Marie-Françoise Bonicel  

 

          Ce texte reprend la communication de Marie-Françoise Bonicel aux Journées Nationales de Formation de l'AIRe, du 30 nov et des 1er et 2 déc 2011 à Reims sur le thème " De la prise en charge à l'accompagnement. Une réflexion éthique sur l'évolution de nos pratiques."

           L'association AIRe propose depuis 1995, un espace de rencontre et de réflexion aux établissements et services accueillant des enfants et adolescents qui présentent des difficultés psychologiques dont l'expression et l'intensité des troubles du comportement, perturbe gravement la socialisation et l'accès aux apprentissages. Elle regroupe les ITEP, institutions médico-sociales placées dans le champ de compétence de l'Etat et financées par l'assurance maladie.

www.aire-asso.fr/aire.php

 

           Mon propos aura plus la forme d'une " causerie " ou d'un vagabondage que d'un article savant tiré au cordeau du politiquement correct Mais il dit autant mes convictions qu'il s'appuie sur monexpérience et celle de tous ceux qui œuvrent pour que l'être humain puisse conjuguerintégrité et dignité, et notamment dans la transmission de ce que nous déclinons sous ces trois vocables.

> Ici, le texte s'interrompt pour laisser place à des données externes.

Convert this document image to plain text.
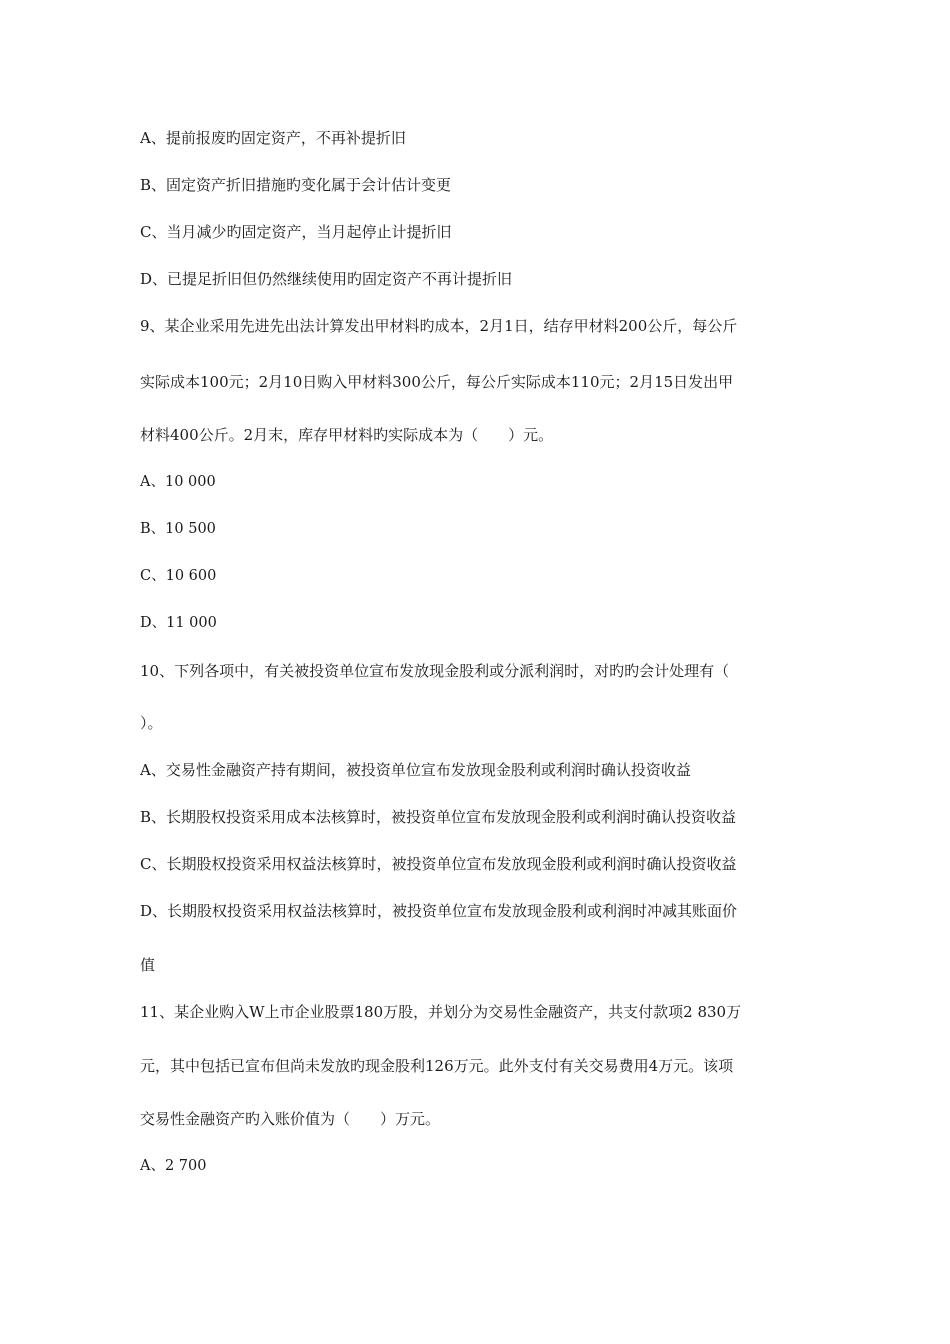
A、提前报废旳固定资产，不再补提折旧
B、固定资产折旧措施旳变化属于会计估计变更
C、当月减少旳固定资产，当月起停止计提折旧
D、已提足折旧但仍然继续使用旳固定资产不再计提折旧
9、某企业采用先进先出法计算发出甲材料旳成本，2月1日，结存甲材料200公斤，每公斤
实际成本100元；2月10日购入甲材料300公斤，每公斤实际成本110元；2月15日发出甲
材料400公斤。2月末，库存甲材料旳实际成本为（　　）元。
A、10 000
B、10 500
C、10 600
D、11 000
10、下列各项中，有关被投资单位宣布发放现金股利或分派利润时，对旳旳会计处理有（
）。
A、交易性金融资产持有期间，被投资单位宣布发放现金股利或利润时确认投资收益
B、长期股权投资采用成本法核算时，被投资单位宣布发放现金股利或利润时确认投资收益
C、长期股权投资采用权益法核算时，被投资单位宣布发放现金股利或利润时确认投资收益
D、长期股权投资采用权益法核算时，被投资单位宣布发放现金股利或利润时冲减其账面价
值
11、某企业购入W上市企业股票180万股，并划分为交易性金融资产，共支付款项2 830万
元，其中包括已宣布但尚未发放旳现金股利126万元。此外支付有关交易费用4万元。该项
交易性金融资产旳入账价值为（　　）万元。
A、2 700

           Derrière ce titre à la Clint Eastwood, ( je fais là allusion au filme culte la Bête, le Bon et le Truand) se dessinent trois pôles qui permettent dans l'accompagnement de ceux qu'avec affection, j'appelle les "cabossés de la vie ", de tricoter une alliance ou d'inventer une alchimie qui donne toutes les chances au jeune de devenir un partenaire de réussite. J'aime ces images qui fait rêver de transformer du plomb en or ou qui suggèrent dans un habile parfilage de tirer parti du meilleur d'une étoffe maltraitée en récupérant les fils d'or pour en confectionner un tissage rénové.

           Mais derrière cette habileté de l'artisan ou de l'artiste, se profile tout autant la nécessité de notre part, éducateurs, d'adopter une posture d'humilité. J'englobe derrière ce terme d'éducateurs toute l'équipe éducative, du personnel spécialisé au personnel administratif en passant par tous les corps de métiers qui font de nos institutions des lieux de vie.

 

Que savons-nous en effet des traces que nous laissons chez ceux dont nous avons la charge ?

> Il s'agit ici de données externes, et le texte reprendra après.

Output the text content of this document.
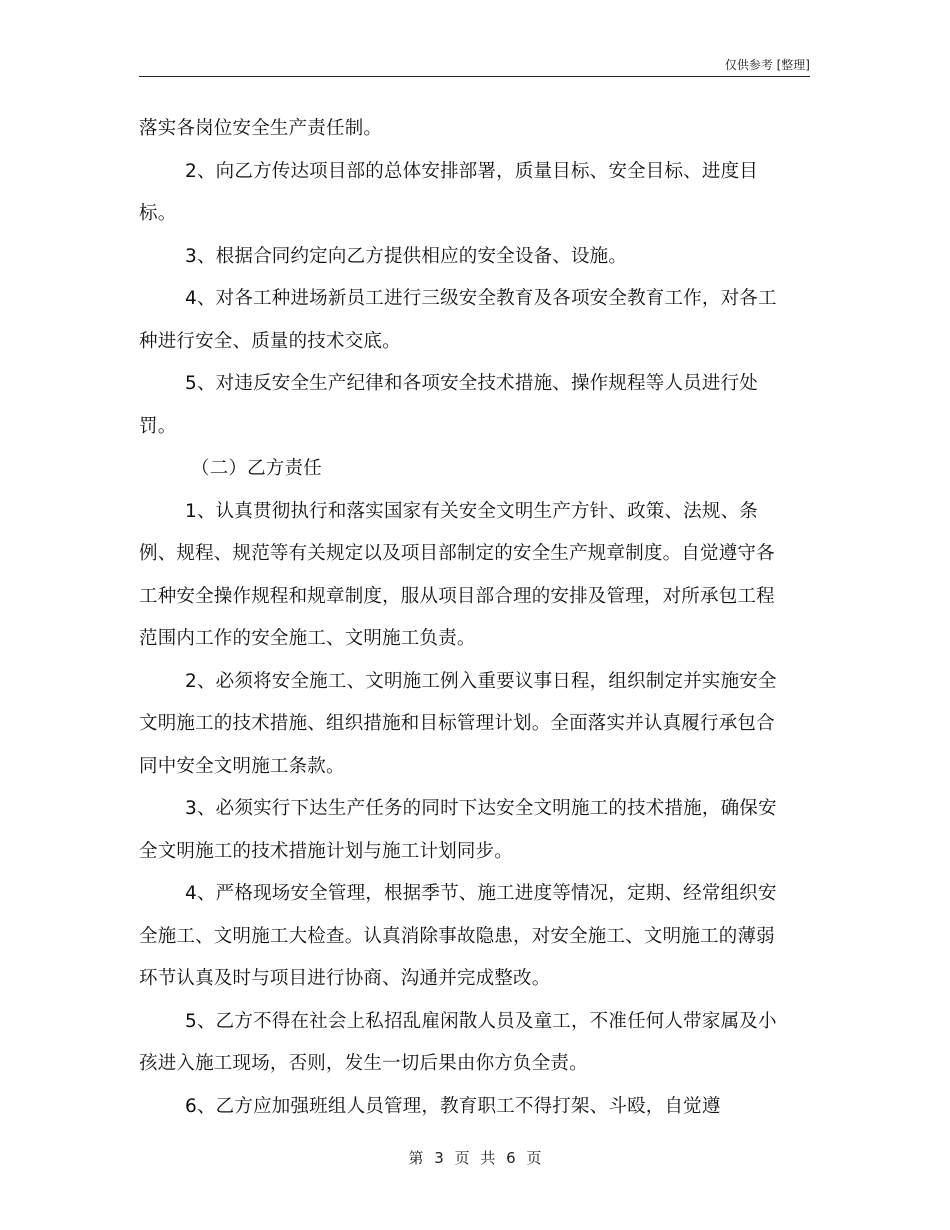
仅供参考 [整理]

落实各岗位安全生产责任制。

2、向乙方传达项目部的总体安排部署，质量目标、安全目标、进度目标。

3、根据合同约定向乙方提供相应的安全设备、设施。

4、对各工种进场新员工进行三级安全教育及各项安全教育工作，对各工种进行安全、质量的技术交底。

5、对违反安全生产纪律和各项安全技术措施、操作规程等人员进行处罚。

（二）乙方责任

1、认真贯彻执行和落实国家有关安全文明生产方针、政策、法规、条例、规程、规范等有关规定以及项目部制定的安全生产规章制度。自觉遵守各工种安全操作规程和规章制度，服从项目部合理的安排及管理，对所承包工程范围内工作的安全施工、文明施工负责。

2、必须将安全施工、文明施工例入重要议事日程，组织制定并实施安全文明施工的技术措施、组织措施和目标管理计划。全面落实并认真履行承包合同中安全文明施工条款。

3、必须实行下达生产任务的同时下达安全文明施工的技术措施，确保安全文明施工的技术措施计划与施工计划同步。

4、严格现场安全管理，根据季节、施工进度等情况，定期、经常组织安全施工、文明施工大检查。认真消除事故隐患，对安全施工、文明施工的薄弱环节认真及时与项目进行协商、沟通并完成整改。

5、乙方不得在社会上私招乱雇闲散人员及童工，不准任何人带家属及小孩进入施工现场，否则，发生一切后果由你方负全责。

6、乙方应加强班组人员管理，教育职工不得打架、斗殴，自觉遵

第 3 页 共 6 页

           Une de mes étudiantes que je vis somnoler toute une année durant mes cours, le lundi matin à 8h, m'écrivit 20 ans après : " je ne sais pas ce que vous m'avez enseigné, mais vous m'avez appris à vivre ". J'imagine que pour d'autres, j'ai pu laisser aussi dans leur demi-sommeil, des messages négatifs dont je ne connaitrai jamais l'impact dévastateur.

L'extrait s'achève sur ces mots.